Medical Retina Service, Maidstone and Tunbridge Wells NHS Trust, UK
Our case series reports five cases with varied clinical presentations and torpedo lesions that referred to our clinic. Patients were evaluated for lesion features and course on follow-up, visual acuity and OCT findings. Case-1: 57-year-old Caucasian female was referred for right macular lesion with floaters. Case-2: 26-year-old Caucasian male was referred for a macular lesion in his right eye. History of Type I Diabetes Mellitus but no associated retinopathy. Case-3: 41-year-old Caucasian male was referred to us for an asymptomatic right eye macular lesion. Case-4: 37-year old Caucasian male presented complaining of left eye blurred vision. His presentation was preceded by a short period of high stress. He was diagnosed with OU CSR, with an incidental finding of OD Torpedo Maculopathy. Case-5: 33-year old Caucasian female was referred for exclusion of melanoma.

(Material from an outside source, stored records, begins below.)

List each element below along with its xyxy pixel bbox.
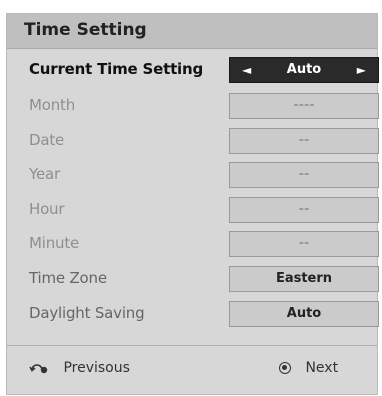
row-daylight-saving[interactable]: Daylight Saving Auto xyxy=(7,294,379,330)
row-time-zone[interactable]: Time Zone Eastern xyxy=(7,259,379,295)
arrow-right-icon[interactable]: ► xyxy=(357,58,366,82)
row-minute: Minute -- xyxy=(7,224,379,260)
hour-label: Hour xyxy=(29,200,65,218)
page-title: Time Setting xyxy=(24,20,147,40)
back-arrow-icon xyxy=(29,364,48,374)
row-current-time-setting[interactable]: Current Time Setting ◄ Auto ► xyxy=(7,50,379,86)
daylight-saving-value-box[interactable]: Auto xyxy=(229,301,379,327)
minute-value-box: -- xyxy=(229,231,379,257)
date-label: Date xyxy=(29,131,65,149)
month-value-box: ---- xyxy=(229,93,379,119)
previous-label: Previsous xyxy=(63,360,130,376)
current-time-setting-label: Current Time Setting xyxy=(29,60,204,78)
minute-label: Minute xyxy=(29,234,80,252)
arrow-left-icon[interactable]: ◄ xyxy=(242,58,251,82)
year-label: Year xyxy=(29,165,60,183)
next-button[interactable]: Next xyxy=(279,360,338,376)
daylight-saving-label: Daylight Saving xyxy=(29,304,145,322)
row-year: Year -- xyxy=(7,155,379,191)
current-time-setting-selector[interactable]: ◄ Auto ► xyxy=(229,57,379,83)
ok-button-icon xyxy=(279,362,291,374)
time-zone-label: Time Zone xyxy=(29,269,107,287)
date-value-box: -- xyxy=(229,128,379,154)
hour-value-box: -- xyxy=(229,197,379,223)
row-month: Month ---- xyxy=(7,86,379,122)
time-setting-panel: Time Setting Current Time Setting ◄ Auto… xyxy=(6,13,379,396)
current-time-setting-value: Auto xyxy=(286,62,322,77)
footer: Previsous Next xyxy=(7,346,377,396)
time-zone-value-box[interactable]: Eastern xyxy=(229,266,379,292)
next-label: Next xyxy=(305,360,339,376)
year-value-box: -- xyxy=(229,162,379,188)
title-bar: Time Setting xyxy=(7,14,377,49)
month-label: Month xyxy=(29,96,76,114)
previous-button[interactable]: Previsous xyxy=(29,360,130,376)
row-hour: Hour -- xyxy=(7,190,379,226)
row-date: Date -- xyxy=(7,121,379,157)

These five cases challenge some of the suggested theories, specifically with regards to accumulation of subretinal fluid and inner retinal dysfunction. There is no accumulation of fluid in Cases 2, 3 and 5. BCVAs were 6/7.5 , 6/6 and 6/6 respectively. In Case 1 (older patient) there is sub- and intraretinal fluid accumulation. BCVA 6/6 In Case 4, CSR fluid pools over the RPE, which might suggest dysfunction of the RPE on the torpedo lesion. BCVA 6/5
The accumulation of subretinal and intraretinal fluid and associated retinal thinning on the older patient, and the contrast between him and the other cases, suggest an initial structurally normal retina, with primary changes in the RPE causing secondary accumulation of fluid and atrophy throughout life. Early changes might not include accumulation of subretinal fluid. We therefore hypothesize that the RPE dysgenesis leads to a slow secondary accumulation of fluid throughout life. What is certain is that these lesions do not affect vision; despite these large RPE lesions, and varied OCT images.